The easiest way to support local culture is with your money. Purchase authentic local souvenirs from authorized vendors and try to avoid the mass-produced tourist trinkets. Over-commercialization of cultural products includes retailers who violate trademarks. This gives buyers the impression that works are authentic when in reality, these retailers steal from local artists. When you do purchase a local souvenir, take the time to learn who made it and where they are from. Avoid generalizations such as “Indigenous artist” and be specific. Learn where the artist is from.
Strong tourism can cause locals to lose cultural authenticity as they conform to meet average tourist’s desires. Supporting the locals and their decisions helps you create a tourism industry people want to support. By supporting the locals, you are supporting and preserving their culture. Because if every tourist destination is just like the United States, then why are you bothering to leave home? Conscious sustainable travel may take a little more effort at first, but is worth it for future generations.
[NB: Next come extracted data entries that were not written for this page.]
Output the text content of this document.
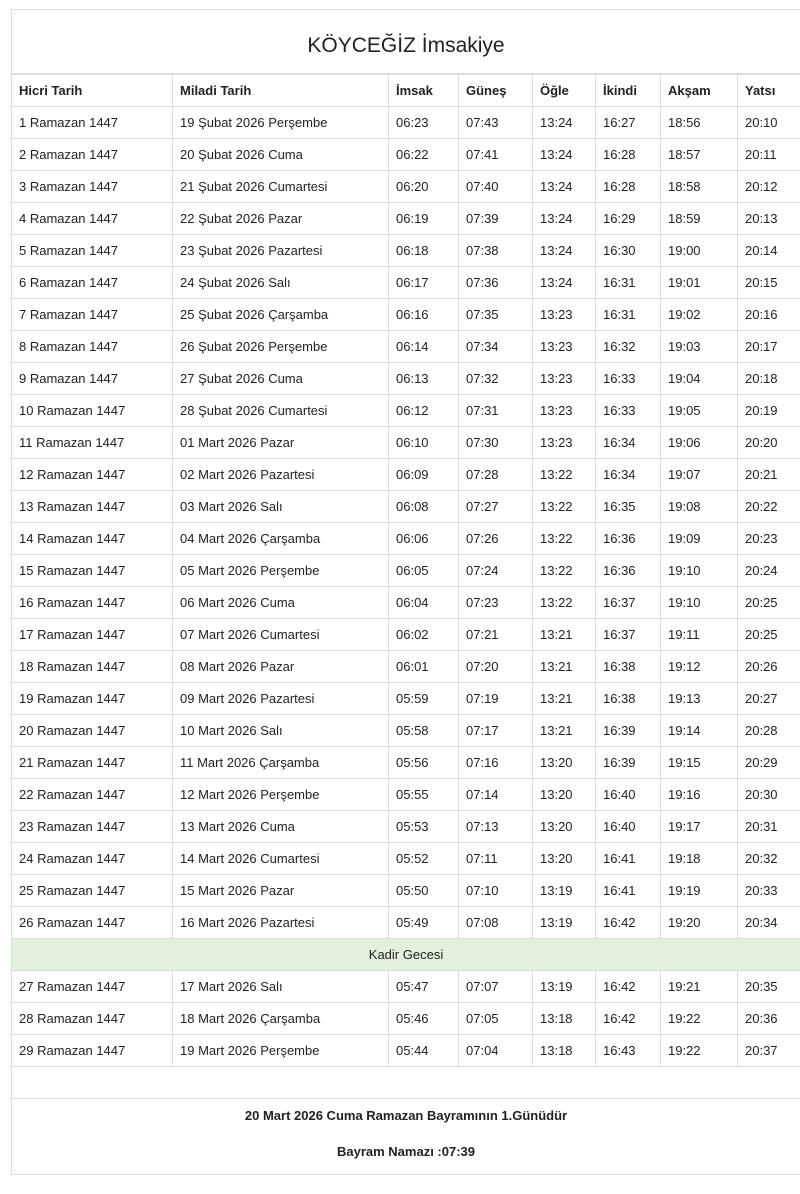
KÖYCEĞİZ İmsakiye
Hicri Tarih	Miladi Tarih	İmsak	Güneş	Öğle	İkindi	Akşam	Yatsı
1 Ramazan 1447	19 Şubat 2026 Perşembe	06:23	07:43	13:24	16:27	18:56	20:10
2 Ramazan 1447	20 Şubat 2026 Cuma	06:22	07:41	13:24	16:28	18:57	20:11
3 Ramazan 1447	21 Şubat 2026 Cumartesi	06:20	07:40	13:24	16:28	18:58	20:12
4 Ramazan 1447	22 Şubat 2026 Pazar	06:19	07:39	13:24	16:29	18:59	20:13
5 Ramazan 1447	23 Şubat 2026 Pazartesi	06:18	07:38	13:24	16:30	19:00	20:14
6 Ramazan 1447	24 Şubat 2026 Salı	06:17	07:36	13:24	16:31	19:01	20:15
7 Ramazan 1447	25 Şubat 2026 Çarşamba	06:16	07:35	13:23	16:31	19:02	20:16
8 Ramazan 1447	26 Şubat 2026 Perşembe	06:14	07:34	13:23	16:32	19:03	20:17
9 Ramazan 1447	27 Şubat 2026 Cuma	06:13	07:32	13:23	16:33	19:04	20:18
10 Ramazan 1447	28 Şubat 2026 Cumartesi	06:12	07:31	13:23	16:33	19:05	20:19
11 Ramazan 1447	01 Mart 2026 Pazar	06:10	07:30	13:23	16:34	19:06	20:20
12 Ramazan 1447	02 Mart 2026 Pazartesi	06:09	07:28	13:22	16:34	19:07	20:21
13 Ramazan 1447	03 Mart 2026 Salı	06:08	07:27	13:22	16:35	19:08	20:22
14 Ramazan 1447	04 Mart 2026 Çarşamba	06:06	07:26	13:22	16:36	19:09	20:23
15 Ramazan 1447	05 Mart 2026 Perşembe	06:05	07:24	13:22	16:36	19:10	20:24
16 Ramazan 1447	06 Mart 2026 Cuma	06:04	07:23	13:22	16:37	19:10	20:25
17 Ramazan 1447	07 Mart 2026 Cumartesi	06:02	07:21	13:21	16:37	19:11	20:25
18 Ramazan 1447	08 Mart 2026 Pazar	06:01	07:20	13:21	16:38	19:12	20:26
19 Ramazan 1447	09 Mart 2026 Pazartesi	05:59	07:19	13:21	16:38	19:13	20:27
20 Ramazan 1447	10 Mart 2026 Salı	05:58	07:17	13:21	16:39	19:14	20:28
21 Ramazan 1447	11 Mart 2026 Çarşamba	05:56	07:16	13:20	16:39	19:15	20:29
22 Ramazan 1447	12 Mart 2026 Perşembe	05:55	07:14	13:20	16:40	19:16	20:30
23 Ramazan 1447	13 Mart 2026 Cuma	05:53	07:13	13:20	16:40	19:17	20:31
24 Ramazan 1447	14 Mart 2026 Cumartesi	05:52	07:11	13:20	16:41	19:18	20:32
25 Ramazan 1447	15 Mart 2026 Pazar	05:50	07:10	13:19	16:41	19:19	20:33
26 Ramazan 1447	16 Mart 2026 Pazartesi	05:49	07:08	13:19	16:42	19:20	20:34
Kadir Gecesi							
27 Ramazan 1447	17 Mart 2026 Salı	05:47	07:07	13:19	16:42	19:21	20:35
28 Ramazan 1447	18 Mart 2026 Çarşamba	05:46	07:05	13:18	16:42	19:22	20:36
29 Ramazan 1447	19 Mart 2026 Perşembe	05:44	07:04	13:18	16:43	19:22	20:37
20 Mart 2026 Cuma Ramazan Bayramının 1.Günüdür
Bayram Namazı :07:39
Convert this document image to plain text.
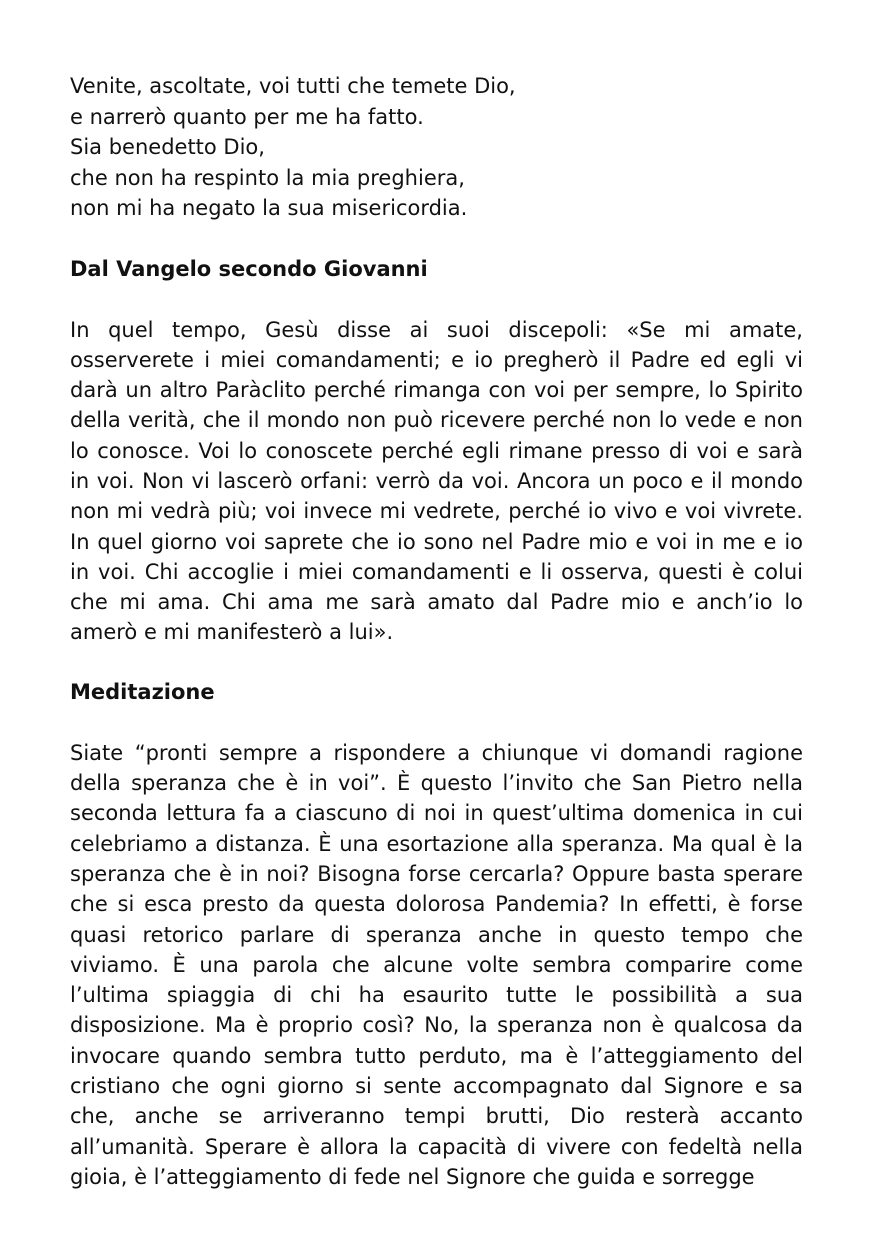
Venite, ascoltate, voi tutti che temete Dio,
e narrerò quanto per me ha fatto.
Sia benedetto Dio,
che non ha respinto la mia preghiera,
non mi ha negato la sua misericordia.
Dal Vangelo secondo Giovanni

In quel tempo, Gesù disse ai suoi discepoli: «Se mi amate, osserverete i miei comandamenti; e io pregherò il Padre ed egli vi darà un altro Paràclito perché rimanga con voi per sempre, lo Spirito della verità, che il mondo non può ricevere perché non lo vede e non lo conosce. Voi lo conoscete perché egli rimane presso di voi e sarà in voi. Non vi lascerò orfani: verrò da voi. Ancora un poco e il mondo non mi vedrà più; voi invece mi vedrete, perché io vivo e voi vivrete. In quel giorno voi saprete che io sono nel Padre mio e voi in me e io in voi. Chi accoglie i miei comandamenti e li osserva, questi è colui che mi ama. Chi ama me sarà amato dal Padre mio e anch’io lo amerò e mi manifesterò a lui».

Meditazione

Siate “pronti sempre a rispondere a chiunque vi domandi ragione della speranza che è in voi”. È questo l’invito che San Pietro nella seconda lettura fa a ciascuno di noi in quest’ultima domenica in cui celebriamo a distanza. È una esortazione alla speranza. Ma qual è la speranza che è in noi? Bisogna forse cercarla? Oppure basta sperare che si esca presto da questa dolorosa Pandemia? In effetti, è forse quasi retorico parlare di speranza anche in questo tempo che viviamo. È una parola che alcune volte sembra comparire come l’ultima spiaggia di chi ha esaurito tutte le possibilità a sua disposizione. Ma è proprio così? No, la speranza non è qualcosa da invocare quando sembra tutto perduto, ma è l’atteggiamento del cristiano che ogni giorno si sente accompagnato dal Signore e sa che, anche se arriveranno tempi brutti, Dio resterà accanto all’umanità. Sperare è allora la capacità di vivere con fedeltà nella gioia, è l’atteggiamento di fede nel Signore che guida e sorregge
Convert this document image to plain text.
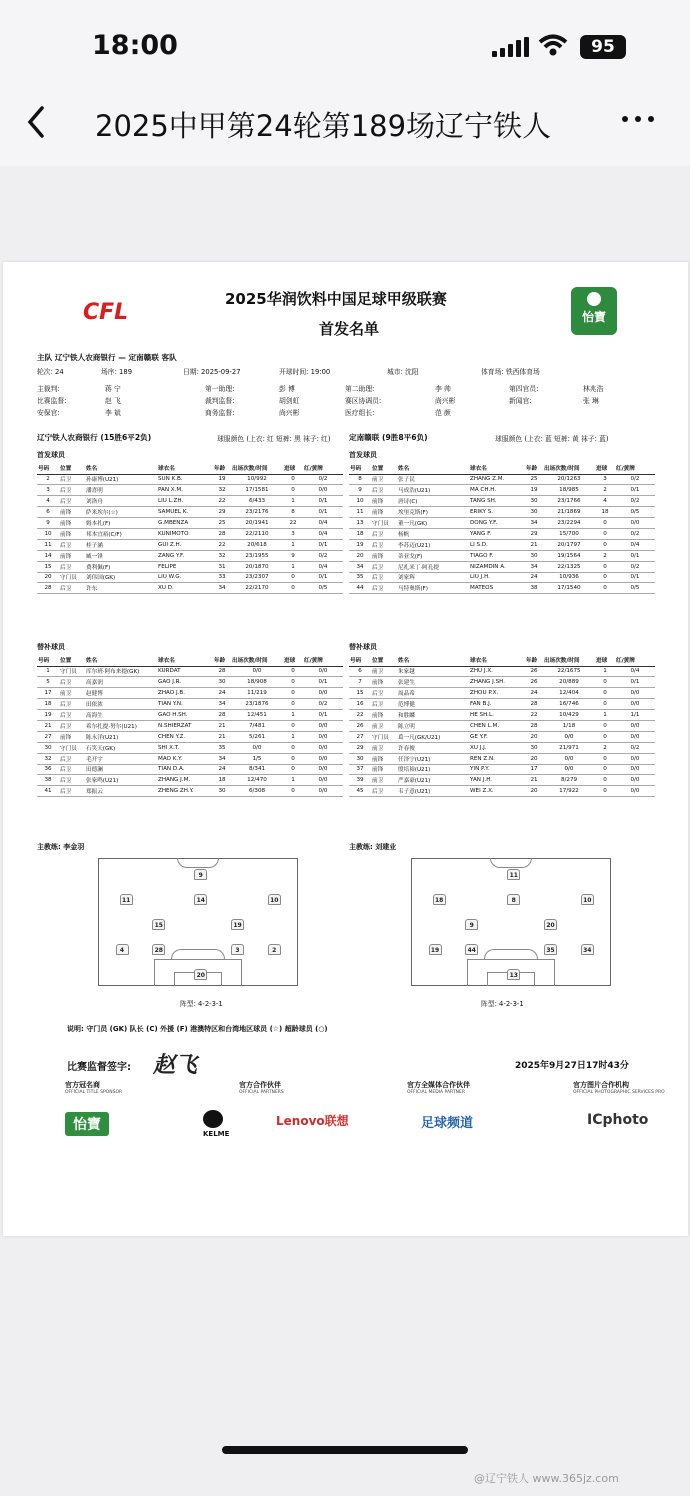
18:00	95
2025中甲第24轮第189场辽宁铁人
CFL
2025华润饮料中国足球甲级联赛
首发名单
怡寶
主队 辽宁铁人农商银行 — 定南赣联 客队
轮次: 24	场序: 189	日期: 2025-09-27	开球时间: 19:00	城市: 沈阳	体育场: 铁西体育场
主裁判:	蒋 宁	第一助理:	彭 博	第二助理:	李 帅	第四官员:	林兆浩
比赛监督:	赵 飞	裁判监督:	胡剑虹	赛区协调员:	尚兴彬	新闻官:	张 琳
安保官:	李 斌	商务监督:	尚兴彬	医疗组长:	范 颜
辽宁铁人农商银行 (15胜6平2负)	球服颜色 (上衣: 红 短裤: 黑 袜子: 红) 定南赣联 (9胜8平6负)	球服颜色 (上衣: 蓝 短裤: 黄 袜子: 蓝)
首发球员	首发球员
号码	位置	姓名	球衣名	年龄	出场次数/时间	进球	红/黄牌
2	后卫	孙康博(U21)	SUN K.B.	19	10/992	0	0/2
3	后卫	潘喜明	PAN X.M.	32	17/1581	0	0/0
4	后卫	刘洛舟	LIU L.ZH.	22	6/433	1	0/1
6	前锋	萨米埃尔(☆)	SAMUEL K.	29	23/2176	8	0/1
9	前锋	姆本扎(F)	G.MBENZA	25	20/1941	22	0/4
10	前锋	邦本宜裕(C/F)	KUNIMOTO	28	22/2110	3	0/4
11	后卫	桂子涵	GUI Z.H.	22	20/618	1	0/1
14	前锋	臧一锋	ZANG Y.F.	32	23/1955	9	0/2
15	后卫	费利佩(F)	FELIPE	31	20/1870	1	0/4
20	守门员	刘伟国(GK)	LIU W.G.	33	23/2307	0	0/1
28	后卫	许东	XU D.	34	22/2170	0	0/5
号码	位置	姓名	球衣名	年龄	出场次数/时间	进球	红/黄牌
8	前卫	张子民	ZHANG Z.M.	25	20/1263	3	0/2
9	后卫	马成浩(U21)	MA CH.H.	19	18/985	2	0/1
10	前锋	唐诗(C)	TANG SH.	30	23/1766	4	0/2
11	前锋	埃里克斯(F)	ERIKY S.	30	21/1869	18	0/5
13	守门员	董一凡(GK)	DONG Y.F.	34	23/2294	0	0/0
18	后卫	杨帆	YANG F.	29	15/700	0	0/2
19	后卫	李苏迈(U21)	LI S.D.	21	20/1797	0	0/4
20	前锋	蒂亚戈(F)	TIAGO F.	30	19/1564	2	0/1
34	后卫	尼扎米丁·阿孔提	NIZAMDIN A.	34	22/1325	0	0/2
35	后卫	刘家辉	LIU J.H.	24	10/936	0	0/1
44	后卫	马特奥斯(F)	MATEOS	38	17/1540	0	0/5
替补球员	替补球员
号码	位置	姓名	球衣名	年龄	出场次数/时间	进球	红/黄牌
1	守门员	库尔班·阿布来提(GK)	KURDAT	28	0/0	0	0/0
5	后卫	高嘉润	GAO J.R.	30	18/908	0	0/1
17	前卫	赵健博	ZHAO J.B.	24	11/219	0	0/0
18	后卫	田依浓	TIAN Y.N.	34	23/1876	0	0/2
19	后卫	高海生	GAO H.SH.	28	12/451	1	0/1
21	后卫	希尔扎提·努尔(U21)	N.SHIERZAT	21	7/481	0	0/0
27	前锋	陈永洋(U21)	CHEN Y.Z.	21	5/261	1	0/0
30	守门员	石笑天(GK)	SHI X.T.	35	0/0	0	0/0
32	后卫	毛开宇	MAO K.Y.	34	1/5	0	0/0
36	后卫	田德澜	TIAN D.A.	24	8/341	0	0/0
38	后卫	张家鸣(U21)	ZHANG J.M.	18	12/470	1	0/0
41	后卫	郑振云	ZHENG ZH.Y.	30	6/308	0	0/0
号码	位置	姓名	球衣名	年龄	出场次数/时间	进球	红/黄牌
6	前卫	朱家越	ZHU J.X.	26	22/1675	1	0/4
7	前锋	张建生	ZHANG J.SH.	26	20/889	0	0/1
15	后卫	周品希	ZHOU P.X.	24	12/404	0	0/0
16	后卫	范博健	FAN B.J.	28	16/746	0	0/0
22	前锋	和胜麟	HE SH.L.	22	10/429	1	1/1
26	前卫	陈立明	CHEN L.M.	28	1/18	0	0/0
27	守门员	葛一凡(GK/U21)	GE Y.F.	20	0/0	0	0/0
29	前卫	许春俊	XU J.J.	30	21/971	2	0/2
30	前锋	任泽宁(U21)	REN Z.N.	20	0/0	0	0/0
37	前锋	殷培裕(U21)	YIN P.Y.	17	0/0	0	0/0
39	前卫	严嘉豪(U21)	YAN J.H.	21	8/279	0	0/0
45	后卫	韦子意(U21)	WEI Z.X.	20	17/922	0	0/0
主教练: 李金羽	主教练: 刘建业
9
11	14	10
15	19
4	28	3	2
20
11
18	8	10
9	20
19	44	35	34
13
阵型: 4-2-3-1	阵型: 4-2-3-1
说明: 守门员 (GK) 队长 (C) 外援 (F) 港澳特区和台湾地区球员 (☆) 超龄球员 (○)
比赛监督签字: 赵飞	2025年9月27日17时43分
官方冠名商
OFFICIAL TITLE SPONSOR
怡寶
官方合作伙伴
OFFICIAL PARTNERS
KELME
Lenovo联想
官方全媒体合作伙伴
OFFICIAL MEDIA PARTNER
足球频道
官方图片合作机构
OFFICIAL PHOTOGRAPHIC SERVICES PRO
ICphoto
@辽宁铁人 www.365jz.com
This list just scratches the surface of sustainable travel tips for your next vacation. Your tourist dollars go a long way and show the tourism industry what is important. Supporting locally owned and operating accommodations, eating at local restaurants, and hiring local guides is going to support the local economy. Not all locations will have the accessibility and options that many Americans in urban areas enjoy. So as traveling goes, prepare for changes and always be flexible. Your first round of sustainable travel will not be perfect. With these sustainable travel tips, you will be one step closer to supporting a tourism industry that supports local economies and celebrates the diversity of this world.
Additionally, when you travel to another location, you are the ethnic one. Instead of boasting about the “ethnic food/culture” online as you share photos, take a step back. You are the different one. You are the tourist who left their hometown. Learn about the history of the local culture and be a more respectful tourist in person. Signs posting a trail as “closed” could be for safety, maintenance, or even cultural significance. Follow the rules.
Visiting Utah this winter on your ski vacation? Consider sending in a donation to the Ute Last Trust, which aims to reconnect the people of the Ute Indian Tribe to their ancestral lands in Utah, Colorado, New Mexico, and Arizona.